- Born: 11 December 2007 Eslamshahr, Iran
- Died: 16 April 2025 (aged 17) Eslamshahr
- Cause of death: Killed by her father
- Father: Khanali Soltani

= Killing of Fatemeh Soltani =

2025 crime in Iran

On April 16, 2025, 17-year-old Iranian girl Fatemeh Soltani (b. December 11, 2007) was killed by her father in the city of Eslamshahr, Tehran Province. Her death was widely covered in Persian-language media and social networks as another instance of honor killings in Iran, sparking debate about legal protections and the murder of women in the country.

== Crime ==
On the morning of Thursday, April 16, 2025, Fatemeh's father contacted her through a phone number she had publicly shared on her Instagram page for work-related communication. Pretending to be a client, he obtained her workplace address and went to the beauty salon where she worked.

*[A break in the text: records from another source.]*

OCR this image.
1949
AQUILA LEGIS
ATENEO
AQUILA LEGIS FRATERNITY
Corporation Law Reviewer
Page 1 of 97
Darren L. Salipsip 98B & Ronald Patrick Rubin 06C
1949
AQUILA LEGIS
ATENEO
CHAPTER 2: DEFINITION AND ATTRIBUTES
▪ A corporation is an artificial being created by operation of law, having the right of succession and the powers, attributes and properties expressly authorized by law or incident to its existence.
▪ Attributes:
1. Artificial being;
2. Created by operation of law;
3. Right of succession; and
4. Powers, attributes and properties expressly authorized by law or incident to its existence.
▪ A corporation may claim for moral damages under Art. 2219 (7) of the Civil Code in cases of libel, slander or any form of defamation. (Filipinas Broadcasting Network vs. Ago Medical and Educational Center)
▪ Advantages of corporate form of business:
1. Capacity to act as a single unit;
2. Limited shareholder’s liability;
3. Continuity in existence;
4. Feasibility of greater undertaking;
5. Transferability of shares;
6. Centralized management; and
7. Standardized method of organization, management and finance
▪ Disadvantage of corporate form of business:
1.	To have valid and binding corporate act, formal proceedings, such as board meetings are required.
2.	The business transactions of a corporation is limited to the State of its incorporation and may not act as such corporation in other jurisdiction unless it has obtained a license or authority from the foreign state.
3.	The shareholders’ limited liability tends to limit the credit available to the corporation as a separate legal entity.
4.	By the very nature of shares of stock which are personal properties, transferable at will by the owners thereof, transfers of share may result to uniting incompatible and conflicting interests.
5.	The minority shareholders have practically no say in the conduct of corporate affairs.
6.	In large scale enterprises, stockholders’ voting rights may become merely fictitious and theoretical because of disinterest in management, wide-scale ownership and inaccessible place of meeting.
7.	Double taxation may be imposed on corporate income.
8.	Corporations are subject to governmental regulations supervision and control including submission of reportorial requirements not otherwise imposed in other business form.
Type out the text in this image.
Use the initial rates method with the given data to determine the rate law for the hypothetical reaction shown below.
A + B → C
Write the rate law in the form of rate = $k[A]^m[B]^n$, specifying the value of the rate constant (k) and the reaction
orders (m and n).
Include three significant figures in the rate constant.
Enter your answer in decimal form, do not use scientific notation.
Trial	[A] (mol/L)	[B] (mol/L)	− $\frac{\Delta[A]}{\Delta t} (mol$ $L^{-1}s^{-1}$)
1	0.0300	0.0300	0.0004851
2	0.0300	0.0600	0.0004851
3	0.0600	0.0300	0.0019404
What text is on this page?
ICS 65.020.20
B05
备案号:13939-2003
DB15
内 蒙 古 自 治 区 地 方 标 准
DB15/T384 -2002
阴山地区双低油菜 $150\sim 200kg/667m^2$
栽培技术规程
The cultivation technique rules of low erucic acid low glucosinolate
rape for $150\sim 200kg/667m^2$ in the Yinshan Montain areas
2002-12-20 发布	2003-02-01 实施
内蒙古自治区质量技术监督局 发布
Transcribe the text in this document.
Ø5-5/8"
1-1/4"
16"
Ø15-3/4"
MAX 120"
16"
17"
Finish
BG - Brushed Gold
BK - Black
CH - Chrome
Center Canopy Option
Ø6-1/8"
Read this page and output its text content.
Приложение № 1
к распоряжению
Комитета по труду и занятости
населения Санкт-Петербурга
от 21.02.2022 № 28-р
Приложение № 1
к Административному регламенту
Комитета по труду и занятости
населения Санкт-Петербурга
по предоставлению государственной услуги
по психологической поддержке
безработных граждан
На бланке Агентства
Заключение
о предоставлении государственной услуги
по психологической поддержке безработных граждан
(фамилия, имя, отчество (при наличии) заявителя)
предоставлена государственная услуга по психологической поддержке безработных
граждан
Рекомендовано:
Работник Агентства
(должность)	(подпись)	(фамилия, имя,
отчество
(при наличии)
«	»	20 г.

In front of the salon, on the street, and in full view of passersby, he attacked Fatemeh with furious shouts and stabbed her 14 times, killing her. After committing the murder, he turned himself in to the police.

=== Motive ===
According to media reports citing Fatemeh Soltani’s family, her support for her mother against domestic violence, her exposure of her father's infidelity and immoral behavior, and her desire for financial independence were reasons behind the murder. In his confession, the father cited family disputes as the motive for his crime.

== Reactions ==
Fatemeh Soltani’s murder sparked a wave of outrage and sorrow among women’s rights activists and social media users. Many called for reforms in laws concerning domestic killings, especially those involving women. One major criticism was the legal gap in imposing strict penalties on fathers who murder their children.
=== Consequences and legal aspects ===
Under Iranian law, a father, as the "guardian of blood" (vali-e dam), often faces reduced punishment if he kills his child and, in many cases, is exempt from the qisas (retributive justice) penalty. This issue was once again criticized in the case of Fatemeh Soltani. Some legal experts, pointing to the need for reform, called for a fundamental revision of Articles 301 and 302 of the Islamic Penal Code.